2024 AIChE Annual Meeting

(175aw) Hydrogel Facilitated Co-Culture Tumor Microenvironment

Authors

Abedin, M. R., Missouri University of Science and Technology
Yaron, J., Arizona State University
Rege, K., Arizona State University
Skin cancers account for more than 1.5 million new cases every year. Cancer growth and progression have been linked with tumor microenvironment, which necessitates a thorough understanding of interactions between the host immune system and the tumor, the function of the tumor microenvironment and tumor heterogeneity. In addition to cancer cells, immune cells including neutrophils, macrophages, and dendritic cells also form an integral part of the microenvironment.
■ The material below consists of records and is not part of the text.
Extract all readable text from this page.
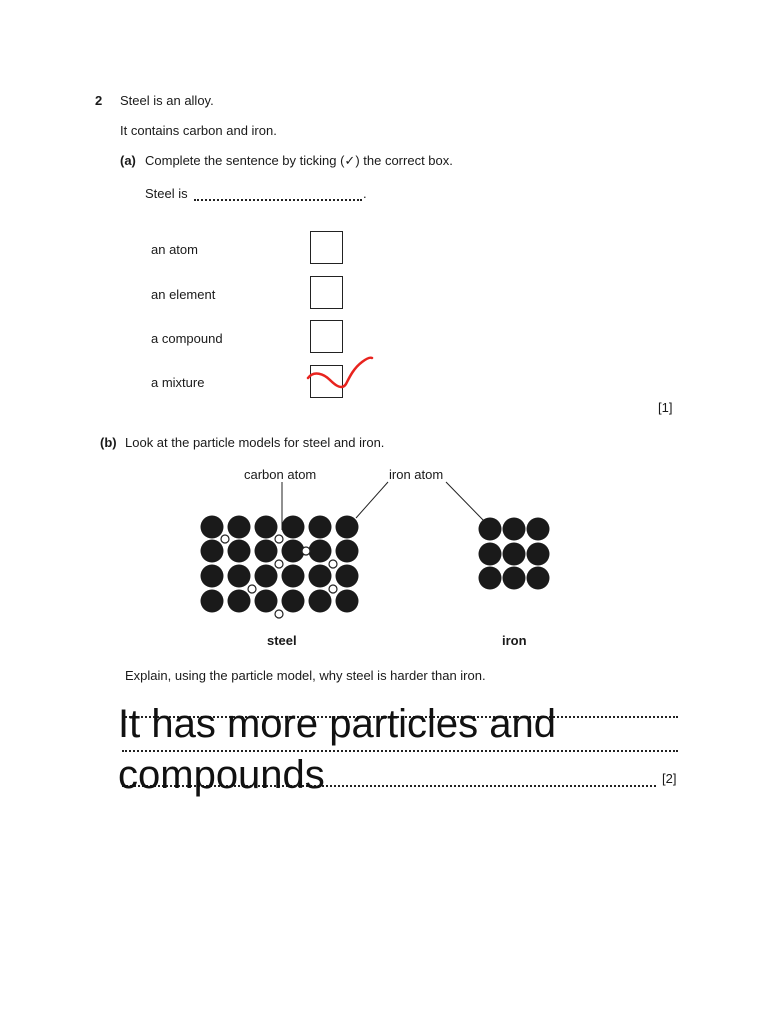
2 Steel is an alloy.
It contains carbon and iron.
(a) Complete the sentence by ticking (✓) the correct box.
Steel is	.
an atom
an element
a compound
a mixture
[1]
(b) Look at the particle models for steel and iron.
carbon atom	iron atom
steel	iron
Explain, using the particle model, why steel is harder than iron.
[2]
It has more particles and
compounds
Although immunocompetent models with mouse cancer cells and immunocompromised models with human cells, including PDX models, are used, extensive use of animals, cost, and incapable of changing genetic composition.

Development of in vitro tumor models that mimic in vivo phenotype can provide insights on the biophysical and biochemical signaling aspects responsible for tumor growth, proliferation, migration, invasion, dormancy, angiogenesis, and drug delivery can facilitate fundamental advances and accelerate drug screening.

Here, we report developed a co-culture organoid system comprising of murine (B16F10 OVA) / human (NRAS mutant A375) melanoma cell lines and J774-Dual mouse macrophage reporter cell line on tissue culture plastic as well as on amikagel, a hydrogel formed by crosslinking between amikacin hydrate and polyethylene glycol diglycidyl ether. Our studies demonstrated that modulation of PEGDE content can result in higher mechanical stiffness of the gel causing lower adhesivity of the cells to the Amikagel. Moreover, we have shown that the chemo-mechanical engineering of Amikagel helps in generating a tumor suppressive microenvironment. We have seen that in presence of Amikagel, a damepned M1 environment is generated even though J774-Dual mouse macrophages are stimulated by LPS. We have demonstrated that macrophages stimulated by LPS, depicting a M1 phenotype becomes dormant when cocultured with cancer cells on tissue culture plastic (p<0.005) and on amikagel (p<0.0001), verified by reporter assay as well as cytokine release assays (TNF-α, IL-6, IL-10, IL-1β). Restimulation studies were performed with poly I:C, an APE1 inhibitor drug-E3330, hyaluronic acid derived polymers to get back the pro-inflammation response, but our studies showed no successful restimulation effects. Taken together our results demonstrate that melanoma-macrophage co-culture organoids demonstrate immune suppressive characterisitcs and that stimulation using THESE ligands can help activate macrophages to a pro-inflammatory phenotype. These platforms can be used for parallel screening of libraries for immunomodulatory activity.